Die Gutsherren konnten über die leibeigenen Bauern wie lebendes Privateigentum nach eigenem Ermessen verfügen. Mit der Schenkung von Landbesitz an „verdiente“ Adlige wurden die bisher freien Bauern automatisch Leibeigene. Auf diese Weise wurden zu einer Zeit, in der in Deutschland die Bauernbefreiung vorbereitet wurde, nach Schätzungen von Historikern über eine Million Bauern in Rußland „rechtlose Seelen“. Der erbuntertänige Bauer in Preußen dagegen war Subjekt mit Rechten und Pflichten, die von der Rechtsordnung geregelt waren. Dem Erbuntertänigen standen Bauernschutz und Fürsorgepflichten der Gutsherren gegenüber. Es gehörte zu den Pflichten des Gutsherrn, für Gebäude, Wohnung, Getreide, Saatgut, Ackergerät und andere Werkzeuge und für ein bescheidenes, aber ausreichendes Alterseinkommen zu sorgen. Diese Pflichten haben die preußischen Gutsherren sehr ernst genommen. Nach der gesetzlichen Aufhebung der Erbuntertänigkeit (Bauernbefreiung) im Jahre 1807 bemerkte Karl Marx: In den meisten preußischen Provinzen sicherte Friedrich II. den Bauern ihre Eigentumsrechte. Nach der Eroberung Schlesiens zwang er die Gutsherren „zur Wiederherstellung der Hütten, Scheunen usw., zur Ausstattung der Bauernhöfe mit Vieh und Gerät“ (Hans Bentzien in „Friedrich II.“).
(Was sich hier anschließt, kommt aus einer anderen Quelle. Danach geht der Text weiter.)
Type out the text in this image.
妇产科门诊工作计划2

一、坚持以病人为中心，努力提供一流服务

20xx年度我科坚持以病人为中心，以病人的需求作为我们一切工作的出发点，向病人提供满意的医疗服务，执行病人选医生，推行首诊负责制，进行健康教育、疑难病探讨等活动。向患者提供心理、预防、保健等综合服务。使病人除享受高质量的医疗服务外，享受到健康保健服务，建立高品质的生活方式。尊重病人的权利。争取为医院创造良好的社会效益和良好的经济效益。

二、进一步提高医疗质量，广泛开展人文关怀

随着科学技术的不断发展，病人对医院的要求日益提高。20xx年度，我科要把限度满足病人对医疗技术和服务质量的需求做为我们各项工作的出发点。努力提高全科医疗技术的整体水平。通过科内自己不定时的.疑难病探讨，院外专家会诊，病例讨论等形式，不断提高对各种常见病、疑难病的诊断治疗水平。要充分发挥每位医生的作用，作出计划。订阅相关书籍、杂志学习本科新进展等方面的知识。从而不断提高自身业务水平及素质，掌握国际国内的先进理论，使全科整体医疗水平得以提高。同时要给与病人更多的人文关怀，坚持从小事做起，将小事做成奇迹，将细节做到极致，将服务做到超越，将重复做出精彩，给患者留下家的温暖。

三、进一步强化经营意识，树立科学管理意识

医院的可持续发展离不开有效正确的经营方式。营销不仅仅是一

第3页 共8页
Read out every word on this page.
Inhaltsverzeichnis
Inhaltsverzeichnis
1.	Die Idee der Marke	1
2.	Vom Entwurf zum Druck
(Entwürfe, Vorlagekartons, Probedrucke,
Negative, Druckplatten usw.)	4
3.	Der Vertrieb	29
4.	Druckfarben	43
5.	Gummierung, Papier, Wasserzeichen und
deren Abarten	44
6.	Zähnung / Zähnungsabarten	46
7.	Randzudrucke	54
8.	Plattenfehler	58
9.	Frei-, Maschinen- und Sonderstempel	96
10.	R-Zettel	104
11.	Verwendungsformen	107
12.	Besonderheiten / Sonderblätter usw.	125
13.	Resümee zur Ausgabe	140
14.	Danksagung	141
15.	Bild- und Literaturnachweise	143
Nach der Aufhebung der Erbuntertänigkeit konnten viele der befreiten Bauern ihre neue Lage nicht meistern, denn dazu gehörte vor allem, für den eigenen Unterhalt und für den von Frau und Kindern aufzukommen. Nicht wenige sehnten sich nach der Lebenssicherheit zurück, die der Gutsherr ihnen bis zum Tode geboten hatte.

Das geschichtlich gewachsene Verhältnis der Gutsherren zu ihren „untertänigen“ Bauern mit der Sklaverei gleichzusetzen, ist in höchstem Maße unseriös. Selbst mit den russischen Zuständen wäre eine solche Gleichsetzung unzulässig, Heimat, Familie und Sprache wurden dem Sklaven genommen. Er war ein „Nichts“ und durfte beliebig verkauft, sogar getötet werden. Dieses Schicksal widerfuhr nicht einmal den zaristischen Leibeigenen.